В терему жарковато даже стало, потому что от ярого того накала жара и сквозь защиту мал-помалу проникала.
   Трижды черти подряд стреляли и все три раза купол полевой поджигали, но едва лишь они остановилися и на плоды своих ратных трудов подивилися, как врубили наши по ним изо всех стволов, и не досчиталися хваты аж полдюжины бедовых голов.
   Так и продолжалася эта перестрелка около примерно часа, и не было чертям от метких выстрелов защитников никакого спасу, хотя они, гады, и прятались, и залегали, и с места на место шустро перебегали, да в придачу к тому с неба ещё палили, и даже с воды. Да нашим-то от того мало было беды: спасал их надёжной защиты невидимый щит, который не плавится и не трещит. Правда, с каждым разом всё ближе и ближе к дому он сжимался, как бы от жару ярого всё же таял.
   – Жаль! – глядя на это упущение, воскликнул Бравыр с сожалением. – Силоёмкости явно не хватает… Ещё часа полтора, и пиши пропало... Как там Яван – ещё не оклемался?
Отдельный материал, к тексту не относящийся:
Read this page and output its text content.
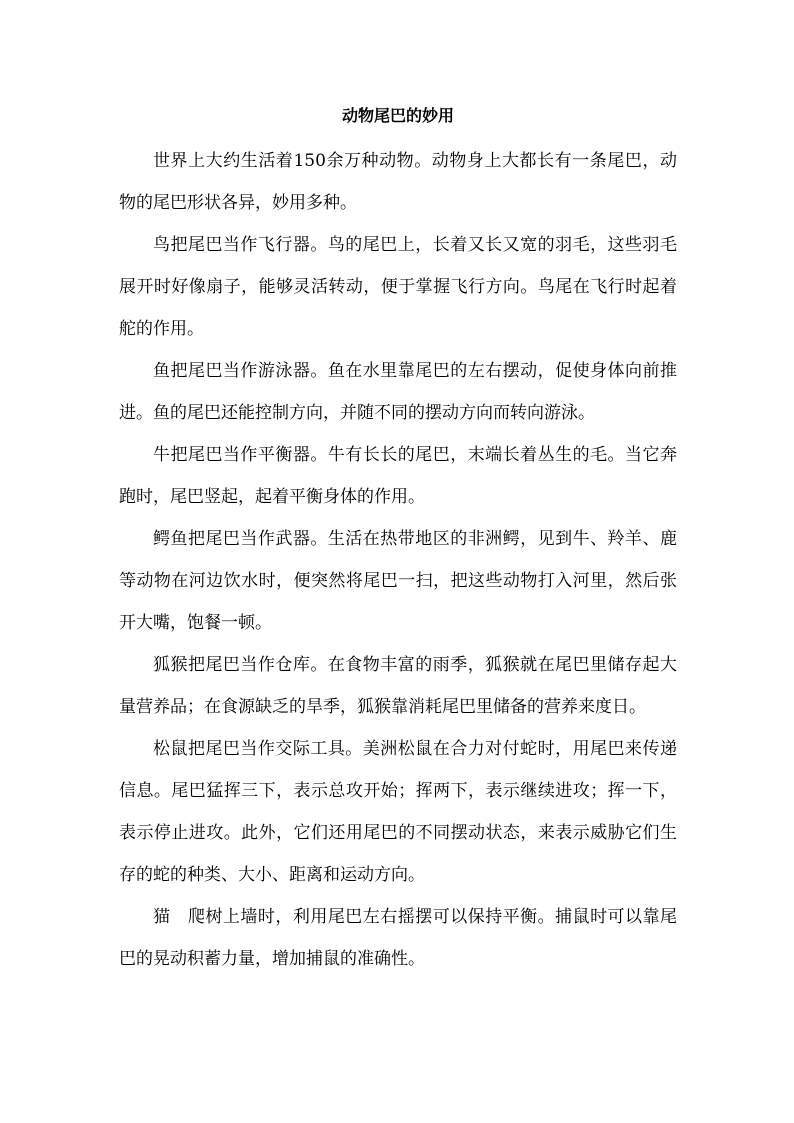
动物尾巴的妙用

世界上大约生活着150余万种动物。动物身上大都长有一条尾巴，动物的尾巴形状各异，妙用多种。

鸟把尾巴当作飞行器。鸟的尾巴上，长着又长又宽的羽毛，这些羽毛展开时好像扇子，能够灵活转动，便于掌握飞行方向。鸟尾在飞行时起着舵的作用。

鱼把尾巴当作游泳器。鱼在水里靠尾巴的左右摆动，促使身体向前推进。鱼的尾巴还能控制方向，并随不同的摆动方向而转向游泳。

牛把尾巴当作平衡器。牛有长长的尾巴，末端长着丛生的毛。当它奔跑时，尾巴竖起，起着平衡身体的作用。

鳄鱼把尾巴当作武器。生活在热带地区的非洲鳄，见到牛、羚羊、鹿等动物在河边饮水时，便突然将尾巴一扫，把这些动物打入河里，然后张开大嘴，饱餐一顿。

狐猴把尾巴当作仓库。在食物丰富的雨季，狐猴就在尾巴里储存起大量营养品；在食源缺乏的旱季，狐猴靠消耗尾巴里储备的营养来度日。

松鼠把尾巴当作交际工具。美洲松鼠在合力对付蛇时，用尾巴来传递信息。尾巴猛挥三下，表示总攻开始；挥两下，表示继续进攻；挥一下，表示停止进攻。此外，它们还用尾巴的不同摆动状态，来表示威胁它们生存的蛇的种类、大小、距离和运动方向。

猫　爬树上墙时，利用尾巴左右摇摆可以保持平衡。捕鼠时可以靠尾巴的晃动积蓄力量，增加捕鼠的准确性。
   – Нет, – был ему лешачий ответ.
   – Послушай, Бравыр, – потный и красный бывший Морозила к чёрту бывшему тут обратился, – вот ты мне объясни-ка...
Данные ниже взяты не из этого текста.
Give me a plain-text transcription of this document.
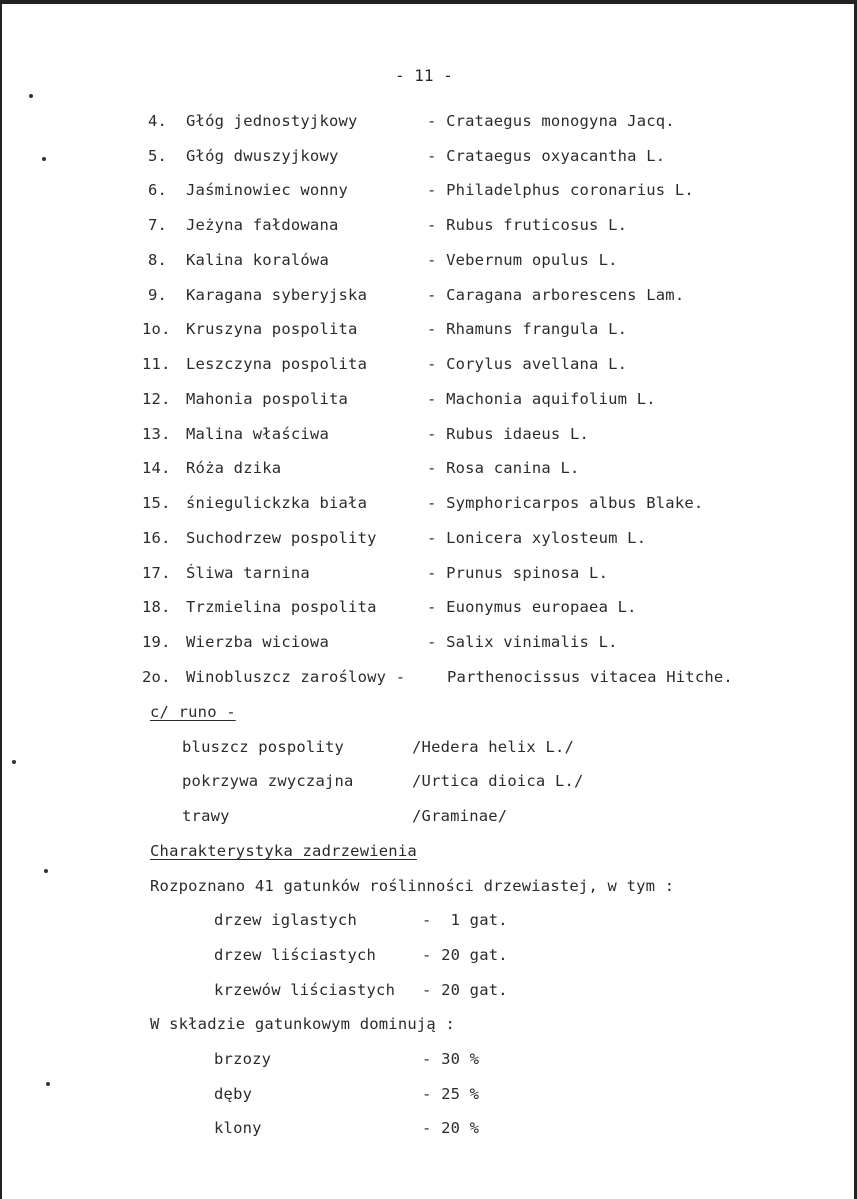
- 11 -
4. Głóg jednostyjkowy	- Crataegus monogyna Jacq.
5. Głóg dwuszyjkowy	- Crataegus oxyacantha L.
6. Jaśminowiec wonny	- Philadelphus coronarius L.
7. Jeżyna fałdowana	- Rubus fruticosus L.
8. Kalina koralówa	- Vebernum opulus L.
9. Karagana syberyjska	- Caragana arborescens Lam.
1o. Kruszyna pospolita	- Rhamuns frangula L.
11. Leszczyna pospolita	- Corylus avellana L.
12. Mahonia pospolita	- Machonia aquifolium L.
13. Malina właściwa	- Rubus idaeus L.
14. Róża dzika	- Rosa canina L.
15. śniegulickzka biała	- Symphoricarpos albus Blake.
16. Suchodrzew pospolity	- Lonicera xylosteum L.
17. Śliwa tarnina	- Prunus spinosa L.
18. Trzmielina pospolita	- Euonymus europaea L.
19. Wierzba wiciowa	- Salix vinimalis L.
2o. Winobluszcz zaroślowy -	Parthenocissus vitacea Hitche.
c/ runo -
bluszcz pospolity	/Hedera helix L./
pokrzywa zwyczajna	/Urtica dioica L./
trawy	/Graminae/
Charakterystyka zadrzewienia
Rozpoznano 41 gatunków roślinności drzewiastej, w tym :
drzew iglastych	-  1 gat.
drzew liściastych	- 20 gat.
krzewów liściastych - 20 gat.
W składzie gatunkowym dominują :
brzozy	- 30 %
dęby	- 25 %
klony	- 20 %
   – Ну, чё тебе? – используя передышку малую, обернулся к нему атаман.
   – А вот не пойму я никак, чего вы смерти так боитесь, коли после гибели в новую оболочку душа ваша может облачиться? Казалось бы – нападай на нас бесстрашно, – и всем нам хана! А?..
   – Хм! – ухмыльнулся криво вояка. – Бесстрашно... Если бы так! Ха! Нету у чертей бесстрашия перед смертью, потому что, потеряв тело, некоторые из нас пропадают, а куда – невесть... Такой слух ходит, что прямиком в душемолку, а то и ещё куда похуже. Угу...
   – Ах вон оно как! – покачал головой бывший падишах. – Ну, тогда ясно. Значит, есть всё же божья кара...
   – Эх! – добавил он, чуть помолчав. – А ведь мы там, на белом-то свете, тоже, как мне тут представилось, являем из себя род чертей... А что – так ведь оно и есть – черти мы, ей-богу черти! Только вы черти открытые и крутые, а мы скрытые и человекомнимые... Да, пожалуй так оно и есть, ежели те беды, какие мы не только друг другу, но и всему живому несём, скрупулёзно счесть... Ещё и боголюбцами искренно прикидываемся, тварями считаем себя разумными, а сами в лихе и подлости сидим по самое не могу!.. У-у, курвы мы, курвы! Алчные шкуры!..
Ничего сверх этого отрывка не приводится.